10. Fracking in Fredericton – New Brunswick Places a Moratorium on Hydraulic Fracturing

Shale gas and the method used to extract it – hydraulic fracturing or fracking – prompted a series of high profile protests and galvanized the 2014 New Brunswick provincial election. During the campaign, Liberal Premier Gallant promised to impose a moratorium on the practice “until the risks to the environment, health and water are fully understood”.

On December 18, 2014 the New Brunswick Minister of Natural Resources introduced Bill 9, An Act to Amend the Oil and Natural Gas Act to the Legislative Assembly of New Brunswick. Bill 9 will create a moratorium on all forms of hydraulic fracking in the province of New Brunswick, irrespective of whether the process uses water or another substance to extract natural gas from subsurface shale rock. The Bill will also put an end to any fracking projects currently underway in the Province, as no “grandfathering” of projects will be permitted outside of the moratorium.
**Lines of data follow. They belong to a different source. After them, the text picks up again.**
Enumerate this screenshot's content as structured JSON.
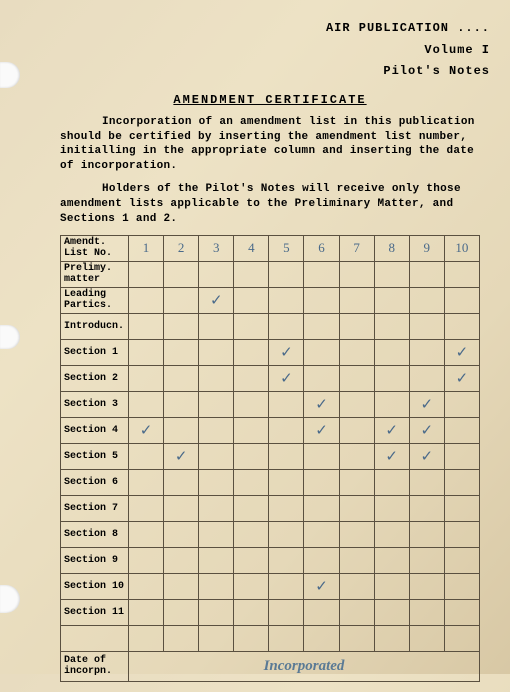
{
  "header": {
    "line1": "AIR  PUBLICATION ....",
    "line2": "Volume I",
    "line3": "Pilot's Notes"
  },
  "title": "AMENDMENT  CERTIFICATE",
  "para1": "Incorporation of an amendment list in this publication should be certified by inserting the amendment list number, initialling in the appropriate column and inserting the date of incorporation.",
  "para2": "Holders of the Pilot's Notes will receive only those amendment lists applicable to the Preliminary Matter, and Sections 1 and 2.",
  "columns": [
    "1",
    "2",
    "3",
    "4",
    "5",
    "6",
    "7",
    "8",
    "9",
    "10"
  ],
  "row_header": "Amendt. List No.",
  "rows": [
    {
      "label": "Prelimy. matter",
      "cells": [
        "",
        "",
        "",
        "",
        "",
        "",
        "",
        "",
        "",
        ""
      ]
    },
    {
      "label": "Leading Partics.",
      "cells": [
        "",
        "",
        "✓",
        "",
        "",
        "",
        "",
        "",
        "",
        ""
      ]
    },
    {
      "label": "Introducn.",
      "cells": [
        "",
        "",
        "",
        "",
        "",
        "",
        "",
        "",
        "",
        ""
      ]
    },
    {
      "label": "Section 1",
      "cells": [
        "",
        "",
        "",
        "",
        "✓",
        "",
        "",
        "",
        "",
        "✓"
      ]
    },
    {
      "label": "Section 2",
      "cells": [
        "",
        "",
        "",
        "",
        "✓",
        "",
        "",
        "",
        "",
        "✓"
      ]
    },
    {
      "label": "Section 3",
      "cells": [
        "",
        "",
        "",
        "",
        "",
        "✓",
        "",
        "",
        "✓",
        ""
      ]
    },
    {
      "label": "Section 4",
      "cells": [
        "✓",
        "",
        "",
        "",
        "",
        "✓",
        "",
        "✓",
        "✓",
        ""
      ]
    },
    {
      "label": "Section 5",
      "cells": [
        "",
        "✓",
        "",
        "",
        "",
        "",
        "",
        "✓",
        "✓",
        ""
      ]
    },
    {
      "label": "Section 6",
      "cells": [
        "",
        "",
        "",
        "",
        "",
        "",
        "",
        "",
        "",
        ""
      ]
    },
    {
      "label": "Section 7",
      "cells": [
        "",
        "",
        "",
        "",
        "",
        "",
        "",
        "",
        "",
        ""
      ]
    },
    {
      "label": "Section 8",
      "cells": [
        "",
        "",
        "",
        "",
        "",
        "",
        "",
        "",
        "",
        ""
      ]
    },
    {
      "label": "Section 9",
      "cells": [
        "",
        "",
        "",
        "",
        "",
        "",
        "",
        "",
        "",
        ""
      ]
    },
    {
      "label": "Section 10",
      "cells": [
        "",
        "",
        "",
        "",
        "",
        "✓",
        "",
        "",
        "",
        ""
      ]
    },
    {
      "label": "Section 11",
      "cells": [
        "",
        "",
        "",
        "",
        "",
        "",
        "",
        "",
        "",
        ""
      ]
    },
    {
      "label": "",
      "cells": [
        "",
        "",
        "",
        "",
        "",
        "",
        "",
        "",
        "",
        ""
      ]
    }
  ],
  "footer_label": "Date of incorpn.",
  "footer_text": "Incorporated",
  "colors": {
    "ink": "#4a6a8a",
    "border": "#5a5040"
  }
}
The moratorium will continue in place until the following five conditions are met:

  • “social licence” for hydraulic fracking is established through consultations between fracking corporations and the community;
  • further information on the impacts on air, health and water prior to the development of a regulatory regime for fracking in New Brunswick;
  • establishment of a plan to mitigate impacts on public infrastructure and to address issues such as waste water disposal;
  • the Province establishes a process to fulfill its First Nations consultation obligation; and
  • a royalty structure ensures that the benefits of fracking are maximized for residents of the Province.

There are currently several companies exploring for shale gas in New Brunswick, most notably SWN Resources Canada. These activities will be permitted to continue under the moratorium, provided that no fracking activity on test wells is undertaken. New Brunswick is the fourth province to create a moratorium on fracking. The others are Québec, Nova Scotia and Newfoundland and Labrador.